A new report, saying that risky forms of Staph bacteria are showing up in supermarkets at “unexpectedly high rates,” is raising concerns about whether the US meat and poultry industries are relying too heavily on antibiotic drugs.
Nearly half of meat and poultry samples in the nationwide study — 47 percent — were contaminated with Staphylococcus aureus, a bacteria that medical experts link to various human diseases.
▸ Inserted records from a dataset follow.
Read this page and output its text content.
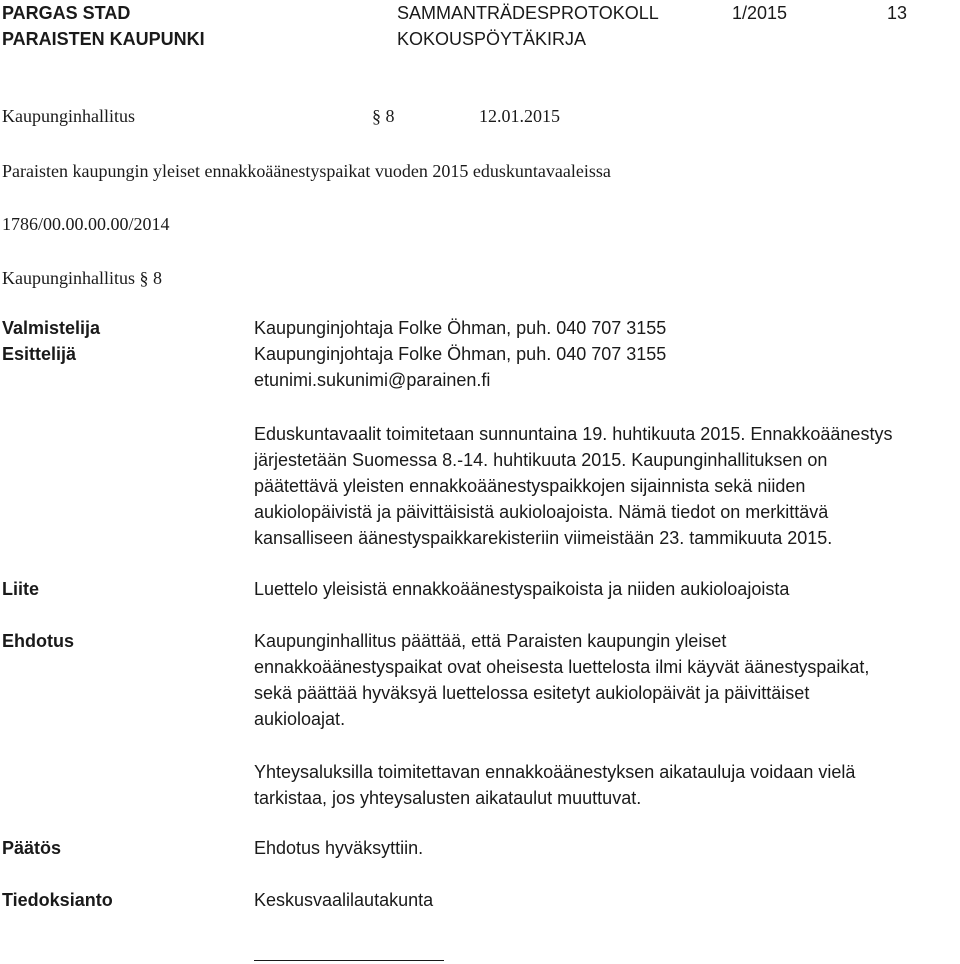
PARGAS STAD
PARAISTEN KAUPUNKI
SAMMANTRÄDESPROTOKOLL
KOKOUSPÖYTÄKIRJA
1/2015	13
Kaupunginhallitus	§ 8	12.01.2015
Paraisten kaupungin yleiset ennakkoäänestyspaikat vuoden 2015 eduskuntavaaleissa
1786/00.00.00.00/2014
Kaupunginhallitus § 8
Valmistelija	Kaupunginjohtaja Folke Öhman, puh. 040 707 3155
Esittelijä	Kaupunginjohtaja Folke Öhman, puh. 040 707 3155
etunimi.sukunimi@parainen.fi
Eduskuntavaalit toimitetaan sunnuntaina 19. huhtikuuta 2015. Ennakkoäänestys
järjestetään Suomessa 8.-14. huhtikuuta 2015. Kaupunginhallituksen on
päätettävä yleisten ennakkoäänestyspaikkojen sijainnista sekä niiden
aukiolopäivistä ja päivittäisistä aukioloajoista. Nämä tiedot on merkittävä
kansalliseen äänestyspaikkarekisteriin viimeistään 23. tammikuuta 2015.
Liite	Luettelo yleisistä ennakkoäänestyspaikoista ja niiden aukioloajoista
Ehdotus	Kaupunginhallitus päättää, että Paraisten kaupungin yleiset
ennakkoäänestyspaikat ovat oheisesta luettelosta ilmi käyvät äänestyspaikat,
sekä päättää hyväksyä luettelossa esitetyt aukiolopäivät ja päivittäiset
aukioloajat.
Yhteysaluksilla toimitettavan ennakkoäänestyksen aikatauluja voidaan vielä
tarkistaa, jos yhteysalusten aikataulut muuttuvat.
Päätös	Ehdotus hyväksyttiin.
Tiedoksianto	Keskusvaalilautakunta
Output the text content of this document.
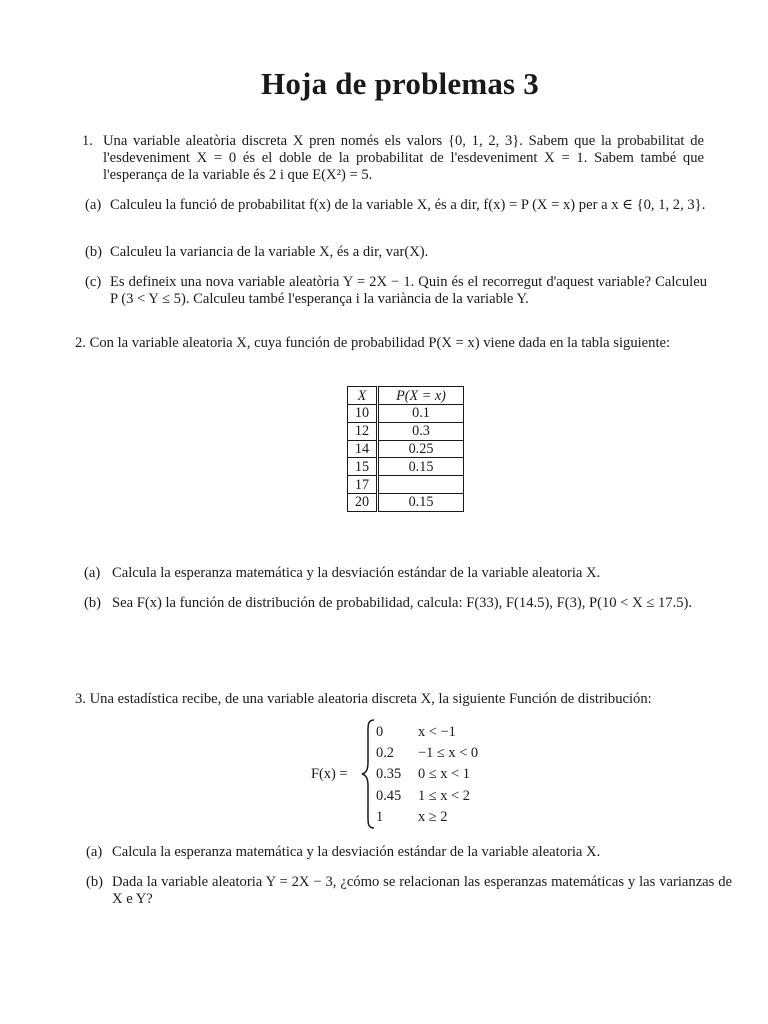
Hoja de problemas 3
1. Una variable aleatòria discreta X pren només els valors {0, 1, 2, 3}. Sabem que la probabilitat de l'esdeveniment X = 0 és el doble de la probabilitat de l'esdeveniment X = 1. Sabem també que l'esperança de la variable és 2 i que E(X²) = 5.
(a) Calculeu la funció de probabilitat f(x) de la variable X, és a dir, f(x) = P (X = x) per a x ∈ {0, 1, 2, 3}.
(b) Calculeu la variancia de la variable X, és a dir, var(X).
(c) Es defineix una nova variable aleatòria Y = 2X − 1. Quin és el recorregut d'aquest variable? Calculeu P (3 < Y ≤ 5). Calculeu també l'esperança i la variància de la variable Y.
2. Con la variable aleatoria X, cuya función de probabilidad P(X = x) viene dada en la tabla siguiente:
X	P(X = x)
10	0.1
12	0.3
14	0.25
15	0.15
17	
20	0.15
(a) Calcula la esperanza matemática y la desviación estándar de la variable aleatoria X.
(b) Sea F(x) la función de distribución de probabilidad, calcula: F(33), F(14.5), F(3), P(10 < X ≤ 17.5).
3. Una estadística recibe, de una variable aleatoria discreta X, la siguiente Función de distribución:
F(x) =
0 x < −1
0.2 −1 ≤ x < 0
0.35 0 ≤ x < 1
0.45 1 ≤ x < 2
1 x ≥ 2
(a) Calcula la esperanza matemática y la desviación estándar de la variable aleatoria X.
(b) Dada la variable aleatoria Y = 2X − 3, ¿cómo se relacionan las esperanzas matemáticas y las varianzas de X e Y?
Of that amount, more than half the bacteria were resistant to at least three classes of antibiotics, according to the study by the Translational Genomics Research Institute in Phoenix.
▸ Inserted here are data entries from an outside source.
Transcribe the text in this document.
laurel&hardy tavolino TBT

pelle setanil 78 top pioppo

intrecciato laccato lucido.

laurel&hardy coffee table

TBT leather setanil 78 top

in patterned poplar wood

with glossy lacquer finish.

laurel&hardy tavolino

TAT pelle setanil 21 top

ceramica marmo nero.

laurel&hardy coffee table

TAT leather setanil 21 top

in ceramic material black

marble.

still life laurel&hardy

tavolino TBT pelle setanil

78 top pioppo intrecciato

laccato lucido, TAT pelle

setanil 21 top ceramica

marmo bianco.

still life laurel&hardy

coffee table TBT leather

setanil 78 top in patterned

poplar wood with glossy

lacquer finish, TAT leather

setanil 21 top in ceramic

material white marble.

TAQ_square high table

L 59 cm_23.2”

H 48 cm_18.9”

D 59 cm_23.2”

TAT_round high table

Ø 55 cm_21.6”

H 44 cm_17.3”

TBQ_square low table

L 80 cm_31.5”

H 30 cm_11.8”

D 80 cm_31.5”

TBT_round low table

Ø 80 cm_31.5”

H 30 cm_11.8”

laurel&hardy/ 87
The group said its findings raise concerns that widespread use of antibiotics in animal feed makes industrial farms breeding grounds for drug-resistant bacteria that can move from animals to humans.
“The fact that drug-resistant [Staph] was so prevalent, and likely came from the food animals themselves, is troubling, and demands attention to how antibiotics are used in food-animal production today,” Lance Price, senior author of the study, said in a statement released with the report.
Microbiology experts including Dr. Price worry that the rise in drug-resistant bacteria makes it harder to treat Staph-related diseases. “Antibiotics are the most important drugs that we have to treat Staph infections; but when Staph are resistant to three, four, five or even nine different antibiotics — like we saw in this study — that leaves physicians few options,” Price said. The research institute notes that proper cooking kills the bacteria, although it can also pose a risk “through improper food handling and cross-contamination in the kitchen.”
Researchers collected and analyzed 136 samples–covering 80 brands–of beef, chicken, pork and turkey from 26 retail grocery stores in five U.S. cities: Los Angeles, Chicago, Fort Lauderdale, Flagstaff and Washington, D.C.. DNA testing suggested that the food animals themselves were the major source of contamination. The study was funded through a grant from The Pew Charitable Trusts as part of The Pew Campaign on Human Health and Industrial Farming.
The American Meat Institute issued a news release saying the nation’s meat and poultry supply is “among the safest in the world.” The association, representing red meat and turkey processors, took special issue with the size of the study: “It is notable that the study involved only 136 samples of meat and poultry from 80 brands in 26 retail grocery stores in five U.S. cities. This small sample is insufficient to reach the sweeping conclusions conveyed in a news release about the study.” The statement also says that when raw meat is handled properly and cooked thoroughly, heat will destroy bacteria whether or not they are resistant to antibiotics.
However, Caroline DeWaal, director of food safety at the Center for Science in the Public Interest in Washington, D.C., said the study results suggest that consumers might benefit by wearing gloves when they handle raw meat. “It’s making us rethink our advice to the public,” she said.
(The content above originally appeared in the LA Times.)
So, now is the penalty for an undercooked burger or having a paper cut when handling meat a staph infection that is resistant to up to nine different antibiotics? I’m not comfortable starting to don a hazmat suit when handling red meat. I’ll continue to get my beef from the neighbor down the road and local locker and my poultry from the back yard!